For most new parents, the first hours after a baby is born are a haze of overwhelming exhaustion, joy — and stress.
It’s not the ideal time to review a legalistic informed consent document.
Newborn bloodspot screening is routinely done for babies shortly after delivery and involves a battery of tests for between 36 and 50 conditions, including Phenylketonuria or PKU. But many parents don’t realize some states save the residual bloodspots after screening for use in scientific research.
Traditionally, parental permission has not been required for research using such biospecimens, but national standards are changing rapidly.
The College of Nursing’s Dr. Erin Rothwell, using a four-year, $2 million federal grant from the National Institutes of Health’s Eunice Kennedy Shriver National Institute of Child Health and Human Development, along with co-Principal Investigator Dr. Jeffrey Botkin, are developing a tool to educate parents about the leftover bloodspots and their potential use in future research.
Rothwell’s Video Informed Consent Information (VICI) project comes at a time when researchers across the country are trying to prepare for changes next year to the so-called “Common Rule” for the Protection of Human Subjects. Congress reauthorized the Newborn Screening Saves Lives Act in December 2014, requiring that newborn bloodspots collected in every state be treated as biospecimens, changing the landscape for a host of disciplines that use the dried blood for study.
Until the change, consent forms were not necessary for the storage and use of millions of newborn bloodspot tests collected every year.
But soon every parent — hundreds of thousands of them — will have to sign an informed consent document after their child’s heel is pricked. Mothers and fathers will have to decide to bar or allow future scientists to mine the anonymized flecks of blood to study everything from childhood leukemia to the impact of environmental toxins on a fetus.

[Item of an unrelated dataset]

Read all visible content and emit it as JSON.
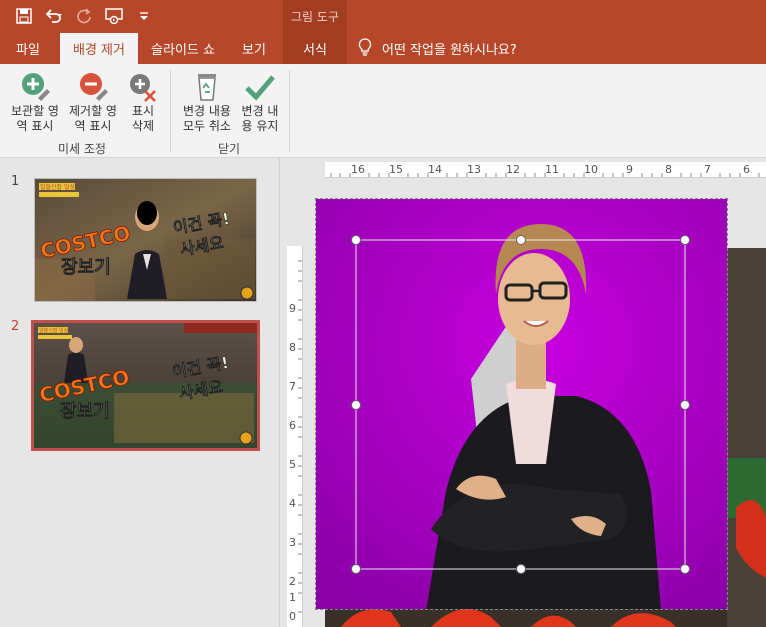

At the same time, the rule could impact research using specimens ranging from blood left over from cholesterol tests to tissue from cancer biopsies to remnants of surgical procedures.
“This is going to change the whole paradigm of biospecimen research,” says Rothwell, co-principal investigator. “People don’t understand paper-based consent. It’s lengthy. They don’t want to read it in the hospital. So how do you get consent? And how do you get consent that’s meaningful?”
Rothwell and her partners want parental consent to be given much earlier in the process, at a prenatal visit, and using an easily accessible technology — a smartphone or tablet app.
Both obstetrician/gynecologists and pediatricians note there’s a mental gap for many parents between prenatal care and newborn screening. While many patients see pregnancy, birth and well-baby visits as one streamlined process, the handoff from gynecologist to pediatrician can make explaining informed consent and following up with genetic screening difficult.
The goal of the VICI project is to use an engaging platform at the hospital to improve the consent process in the first few hours and days after birth. Future steps will link parental decisions during prenatal care about the storage and use of leftover bloodspots to when newborn screening is conducted.
“There is somewhat of a disconnect for parents after giving birth,” says Dr. Nancy Rose, professor of obstetrics and gynecology. “Parents are emotional and overwhelmed, making it a difficult time to broach the subject of genetic screening on their newborn.”
The team of University of Utah scientists will develop a series of progressive questions that walk parents through the implications of the decision they’re making. For example: How long will this blood be stored? Will my child’s genetic information become public? Can I opt out at a future point?
Along the way, researchers will be testing the video tool to determine its effectiveness in informing parents. Currently narrowing the list of educational questions through focus groups, the team hopes to have a video prototype ready by next summer. Clinical trials would start in January 2017.
Once informed consent becomes universal next year, there’s a chance that more parents will choose to block off their baby’s bloodspot from future research, but Botkin, a pediatrics professor and university associate vice president for research, is hopeful that won’t be the end result.
“This has highlighted the need for being more transparent with folks about how the system works and offering efficient and effective opportunities for letting people know about their choices and how this material would be used,” Botkin says.
“Everybody’s hoping better information and getting parents’ permission will put the system on a stronger ethical foundation without undermining the value of the resource itself.”